WARN Act mass layoff and plant closure notices in Saint Charles County, Missouri, updated daily.

2
Notices (2026)
335
Workers Affected
Nike IHM, Inc (dba AirMI)
Biggest Filing (172)
Manufacturing
Top Industry

Latest WARN Notices in Saint Charles County

WARN Act layoff notices
CompanyCityEmployeesNotice DateType
Nike IHM, Inc (dba AirMI)St. Charles172Layoff
General Mills OperationsSt. Charles163Closure
CenlarO'Fallon93Closure
Jack CooperWentzville239Closure
Southern GlazersSt. Charles94Layoff
Ingram MicroO'Fallon60Closure
Marsden ServicesSt. Peters93
Windsor EstatesSt. Charles85Closure
North America Savings BankCottleville85Layoff
TimetWentzville42Layoff
LeadecWentzville146Layoff
LMI AerospaceSt. Charles60Layoff
Ameristar Casino Resort Spa - St. CharlesSt. Charles947Layoff
Leonard’s Metal, Inc. DBA LMI Aerospace - Highway 94St. Charles52Layoff
Leonard’s Metal, Inc. DBA LMI Aerospace - Fountain LakesSt. Charles88Layoff
Black Bear DinerSt. Charles38Layoff
Atrium Hospitality - St. Charles Embassy SuitesSt. Charles87Layoff
DB SchenkerSt. Peters144
Cognosante, LLC (Updated 03-26-2018)Wentzville84Closure
SercoWentzville660

In-Depth Analysis: Layoffs in Saint Charles County, Missouri

# Economic Analysis: Saint Charles County, Missouri WARN Layoffs

Overview: Scale and Significance of Layoff Activity

Saint Charles County has experienced substantial workforce disruptions over the past two decades, with 40 WARN notices affecting 5,974 workers across diverse sectors.

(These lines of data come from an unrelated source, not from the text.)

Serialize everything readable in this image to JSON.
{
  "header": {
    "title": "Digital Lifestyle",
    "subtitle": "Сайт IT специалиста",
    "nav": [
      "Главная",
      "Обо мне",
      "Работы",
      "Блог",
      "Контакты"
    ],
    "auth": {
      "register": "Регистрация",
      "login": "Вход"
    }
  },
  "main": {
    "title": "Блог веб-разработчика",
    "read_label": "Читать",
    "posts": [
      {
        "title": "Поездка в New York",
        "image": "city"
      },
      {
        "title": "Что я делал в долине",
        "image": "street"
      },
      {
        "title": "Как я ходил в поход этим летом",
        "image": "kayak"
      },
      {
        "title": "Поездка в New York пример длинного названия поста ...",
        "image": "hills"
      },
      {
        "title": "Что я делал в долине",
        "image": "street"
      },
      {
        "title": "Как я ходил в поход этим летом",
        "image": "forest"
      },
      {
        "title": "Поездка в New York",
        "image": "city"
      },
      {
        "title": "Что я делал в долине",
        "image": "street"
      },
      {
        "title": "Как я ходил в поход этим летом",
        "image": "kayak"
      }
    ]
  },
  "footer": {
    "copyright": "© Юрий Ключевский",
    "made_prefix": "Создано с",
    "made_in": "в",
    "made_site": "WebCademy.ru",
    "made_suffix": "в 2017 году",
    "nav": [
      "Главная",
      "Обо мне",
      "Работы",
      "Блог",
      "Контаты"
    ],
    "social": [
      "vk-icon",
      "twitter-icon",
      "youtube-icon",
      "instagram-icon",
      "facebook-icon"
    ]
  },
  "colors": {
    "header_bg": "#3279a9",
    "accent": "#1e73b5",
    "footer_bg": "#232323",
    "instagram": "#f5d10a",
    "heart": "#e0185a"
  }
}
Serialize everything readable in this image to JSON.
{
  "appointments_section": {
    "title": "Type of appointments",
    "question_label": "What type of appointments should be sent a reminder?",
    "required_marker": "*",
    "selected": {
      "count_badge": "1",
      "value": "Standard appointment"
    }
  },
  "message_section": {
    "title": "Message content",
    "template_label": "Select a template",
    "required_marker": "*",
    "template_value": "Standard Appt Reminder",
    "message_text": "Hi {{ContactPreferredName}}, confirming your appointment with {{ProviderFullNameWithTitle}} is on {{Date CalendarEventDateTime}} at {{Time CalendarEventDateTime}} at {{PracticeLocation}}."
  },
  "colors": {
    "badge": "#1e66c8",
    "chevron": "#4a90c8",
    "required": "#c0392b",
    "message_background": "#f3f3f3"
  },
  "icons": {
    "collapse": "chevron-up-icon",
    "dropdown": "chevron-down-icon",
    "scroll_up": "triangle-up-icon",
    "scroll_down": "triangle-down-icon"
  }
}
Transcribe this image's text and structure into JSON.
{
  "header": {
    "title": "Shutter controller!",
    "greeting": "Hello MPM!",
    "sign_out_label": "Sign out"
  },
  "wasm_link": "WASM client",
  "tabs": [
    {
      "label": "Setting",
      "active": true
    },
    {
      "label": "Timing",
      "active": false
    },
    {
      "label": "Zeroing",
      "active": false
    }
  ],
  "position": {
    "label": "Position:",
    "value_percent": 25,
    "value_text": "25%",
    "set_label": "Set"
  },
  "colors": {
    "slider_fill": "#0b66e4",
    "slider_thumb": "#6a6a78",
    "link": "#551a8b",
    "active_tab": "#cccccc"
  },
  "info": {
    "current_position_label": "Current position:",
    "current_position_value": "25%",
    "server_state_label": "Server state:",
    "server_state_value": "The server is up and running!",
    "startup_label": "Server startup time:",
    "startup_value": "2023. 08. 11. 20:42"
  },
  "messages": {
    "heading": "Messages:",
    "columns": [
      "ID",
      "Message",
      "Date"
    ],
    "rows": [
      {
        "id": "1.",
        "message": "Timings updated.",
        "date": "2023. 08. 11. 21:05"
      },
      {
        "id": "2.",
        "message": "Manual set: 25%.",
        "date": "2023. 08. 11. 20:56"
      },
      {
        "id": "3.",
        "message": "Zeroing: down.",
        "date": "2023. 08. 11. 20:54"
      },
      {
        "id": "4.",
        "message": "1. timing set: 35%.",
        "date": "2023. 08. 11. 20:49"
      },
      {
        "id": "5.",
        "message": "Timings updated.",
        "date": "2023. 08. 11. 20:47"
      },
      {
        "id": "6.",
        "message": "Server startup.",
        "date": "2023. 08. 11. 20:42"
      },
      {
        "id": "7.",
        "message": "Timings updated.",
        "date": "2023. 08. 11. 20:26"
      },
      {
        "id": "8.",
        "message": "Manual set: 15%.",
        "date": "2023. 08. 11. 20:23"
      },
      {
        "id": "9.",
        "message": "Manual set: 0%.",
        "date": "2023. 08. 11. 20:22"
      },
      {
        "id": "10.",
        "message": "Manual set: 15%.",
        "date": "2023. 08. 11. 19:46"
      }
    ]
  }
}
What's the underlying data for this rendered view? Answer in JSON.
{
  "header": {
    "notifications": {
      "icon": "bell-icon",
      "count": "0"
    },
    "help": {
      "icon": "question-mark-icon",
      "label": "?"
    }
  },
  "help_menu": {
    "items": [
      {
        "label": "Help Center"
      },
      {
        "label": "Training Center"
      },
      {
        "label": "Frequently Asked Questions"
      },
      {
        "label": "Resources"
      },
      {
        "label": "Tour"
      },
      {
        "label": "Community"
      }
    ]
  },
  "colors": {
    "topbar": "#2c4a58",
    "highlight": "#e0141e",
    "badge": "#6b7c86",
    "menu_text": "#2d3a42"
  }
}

This volume places the county among Missouri's most economically volatile regions, reflecting broader shifts in manufacturing, technology, and service industries. The concentration of layoffs—particularly the three largest notices affecting 2,734 workers at just three employers—underscores the county's vulnerability to major employer decisions. At a county population-dependent scale, nearly 6,000 displaced workers represents a significant shock to local labor markets, especially when concentrated in specific periods.

The temporal distribution of these layoffs reveals pronounced cyclical patterns, with 2020 standing out as an inflection point. The clustering of notices during the pandemic year (six notices) coincides with national economic disruption, yet the persistence of notices through 2026 suggests ongoing structural adjustment rather than temporary dislocation. Most notably, while Missouri's current unemployment rate stands at 3.9% and insured unemployment has declined 57.4% year-over-year, the continued WARN filings indicate that aggregate labor market tightness masks persistent sectoral and firm-level turbulence.

Key Employers Driving Workforce Reductions

The layoff landscape in Saint Charles County is heavily concentrated among a small number of large employers. General Motors' Wentzville Assembly operation filed a single WARN notice affecting 887 workers, making it the second-largest displacement event in the dataset. This single notice represents nearly 15 percent of all workers affected by WARN activity in the county. Ameristar Casino Resort Spa – St. Charles contributed 947 affected workers through one notice, the largest single event. These two employers alone account for 1,834 workers, or roughly 31 percent of total county layoffs.

The casino's substantial workforce reduction likely reflects post-pandemic operational adjustments, as hospitality and gaming facilities experienced severe COVID-related shutdowns and subsequent labor model restructuring. The GM layoff, conversely, reflects the automotive sector's ongoing transition toward electric vehicle manufacturing and supply chain optimization, a process that has placed significant pressure on traditional assembly operations even as the overall automotive sector shows modest employment growth nationally.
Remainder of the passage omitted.